Euroopa Ombudsman
Seonduvad dokumendid
Résumé de la décision relative à l’enquête d’initiative OI/3/2009/MHZ concernant la Commission européenne
Une organisation non gouvernementale (ONG) espagnole œuvrant dans le domaine de l’environnement a informé le Médiateur que, manifestement, la Commission n’enregistrait pas en tant que plainte une correspondance signalant des présomptions d’infraction au droit communautaire environnemental si elle considérait que (i) l’objet de la plainte ne mérite pas un traitement prioritaire, et que (ii) la correspondance fait référence à un accès à des informations environnementales pour lequel toutes les voies de recours au titre du droit national n’ont pas encore été épuisées. Toutefois, la communication de la Commission au Parlement européen et au Médiateur européen concernant les relations avec le plaignant en matière d’infractions au droit communautaire («la communication de 2002») prévoit, dans une règle de base, que toute correspondance susceptible de faire l’objet d’une instruction comme plainte est enregistrée dans le registre central des plaintes. Les exceptions à cette règle énumérées dans le texte en question ne mentionnent pas les deux exceptions précitées. Le Médiateur a donc décidé de lancer une enquête d’initiative à cet égard.
Dans son avis, la Commission a déclaré qu’elle n’avait pas introduit de nouvelles exceptions à la règle de base susmentionnée et que seules les six exceptions énumérées dans la communication de 2002 sont contraignantes. Elle a précisé que la "priorisation" ne concernait pas l’enregistrement des correspondances en tant que plaintes, mais la phase administrative ultérieure, lorsque la plainte et déjà enregistrée et traitée comme telle. S’agissant des correspondances relatives à un accès à des informations environnementales, la Commission a toutefois précisé son interprétation de la communication de 2002, à savoir que de telles correspondances relèvent de l’exception libellée «n’énonçant aucun grief».
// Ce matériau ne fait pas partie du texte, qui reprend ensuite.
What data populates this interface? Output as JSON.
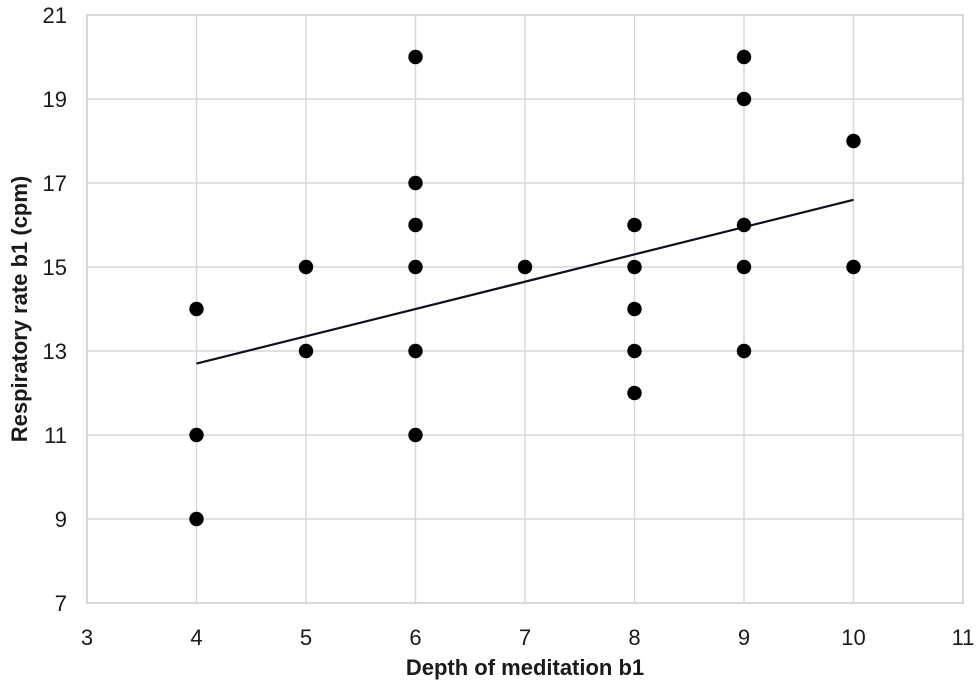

Le Médiateur a estimé que la manière dont la Commission décidait de prioriser le traitement des plaintes relevait de son pouvoir discrétionnaire. Il a toutefois exprimé une inquiétude devant le fait que la Commission interprète l’exception "n’énonçant aucun grief" comme concernant les correspondances relatives à un refus d’accès à des informations environnementales dès lors que toutes les voies de recours nationales n’ont pas été épuisées. Il considère que cette interprétation est peut-être trop large et qu’elle risque de ne pas servir au mieux l’objectif de la Commission, qui est d’apporter une meilleure protection aux intérêts des citoyens.
Le Médiateur a fait part de ses inquiétudes à la Commission dans une lettre séparée. Dans sa réponse, la Commission a déclaré qu’elle acceptait l’invitation du Médiateur de resserrer son interprétation de l’exception "n’énonçant aucun grief" figurant dans la communication de 2002. Elle a précisé qu’elle n’utiliserait pas cette exception comme base de non-enregistrement, dans son nouveau registre central CHAP, des futures plaintes concernant un accès à des informations environnementales. Le Médiateur a donc clôturé son enquête d’initiative et conclu que la Commission ne s’était rendue responsable d’aucun cas de mauvaise administration.